NSA says public trust in British food must not be undermined

19th October 2021

Trust in British food must not be undermined by the Government and policymakers in reaching trade deals and net zero obligations. That is the message from the National Sheep Association (NSA), which urges Ministers to fulfil their commitments to ensure the Trade and Agriculture Commission (TAC) is in place in time to properly scrutinise the UK/Australia trade deal.
Disruption caused by Brexit and Covid-19 has resulted in more of the British public valuing what they are eating, where it has come from and the conditions under which it has been produced. NSA says this presents an opportunity to build on the support of the British public for good animal welfare and environmental practice as well as supporting British businesses, rather than undermining it.
Phil Stocker, NSA Chief Executive, says: “While much of COP26 will headline on global warming and nature recovery, NSA has consistently said the sustainability of the planet needs to be measured on a far wider set of metrics. We have to work harder to consider the interrelation and trade-offs of everything we do. For example, it is easy to say let’s stop eating meat and wind down the UK’s livestock industry, but do we really know what impact that would have on peoples’ long term health? Do we know what impact a massive increase in the production of protein crops would have on land-use across the world? Or how the loss of grasslands in the UK would affect our wildlife? Britain cannot adopt demanding standards for environmental protection and animal welfare but simply allow food to be imported that doesn’t meet our exacting standards, as then, on a global scale, we achieve nothing. Things may look fine within our horizons, but how about beyond them? Out of sight out of mind?”
It is therefore fundamental, NSA maintains, for the UK Government to show consistency in its approach to managing climate change, food security, agricultural sustainability and international trade negotiations. It is important for the British public’s confidence to be preserved and, as new policies and support systems are introduced, ensure farmers are not left to make a choice determined by financial solidity versus maintaining high standards.
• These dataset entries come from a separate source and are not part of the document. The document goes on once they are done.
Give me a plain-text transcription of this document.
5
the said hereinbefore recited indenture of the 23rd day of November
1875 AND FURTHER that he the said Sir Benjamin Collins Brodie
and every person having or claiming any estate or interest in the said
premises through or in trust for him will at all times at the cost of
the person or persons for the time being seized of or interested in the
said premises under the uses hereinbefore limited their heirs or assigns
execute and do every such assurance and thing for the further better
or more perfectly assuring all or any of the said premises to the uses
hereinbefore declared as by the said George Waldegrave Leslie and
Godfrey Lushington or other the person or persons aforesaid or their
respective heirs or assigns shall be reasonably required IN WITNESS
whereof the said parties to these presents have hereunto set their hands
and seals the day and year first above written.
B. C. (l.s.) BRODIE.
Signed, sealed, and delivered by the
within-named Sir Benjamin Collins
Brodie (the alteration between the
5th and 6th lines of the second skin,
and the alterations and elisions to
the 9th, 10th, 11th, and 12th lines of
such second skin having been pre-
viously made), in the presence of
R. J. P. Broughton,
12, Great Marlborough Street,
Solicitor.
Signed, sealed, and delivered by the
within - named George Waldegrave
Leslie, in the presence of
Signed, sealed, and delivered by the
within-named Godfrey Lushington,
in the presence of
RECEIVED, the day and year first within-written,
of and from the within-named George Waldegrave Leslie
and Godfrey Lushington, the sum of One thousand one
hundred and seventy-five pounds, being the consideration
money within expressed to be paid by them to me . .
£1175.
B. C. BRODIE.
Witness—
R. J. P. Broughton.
Mr Stocker continues: “This is why the Trade and Agriculture Commission is so important. We can only be a world leader in raising standards, crucial if we are to meet COP26 interests, if we negatively affect things across the globe. I could argue that we are probably beyond the point where the trade deal with Australia can be affected by Parliament or the TAC. But it can never be too late and, while we have had no action to date on the TAC, it would send out a reassuring message to announce its existence before COP26 gets underway.”
The initial fixed-term TAC delivered its report in March 2021 and one of the five key recommendations it made was for the UK Government to develop effective approaches to scrutiny and analysis of FTAs, and the need to balance opportunities with not undermining the UK’s world leading environmental and animal welfare standards – but that was six months ago now.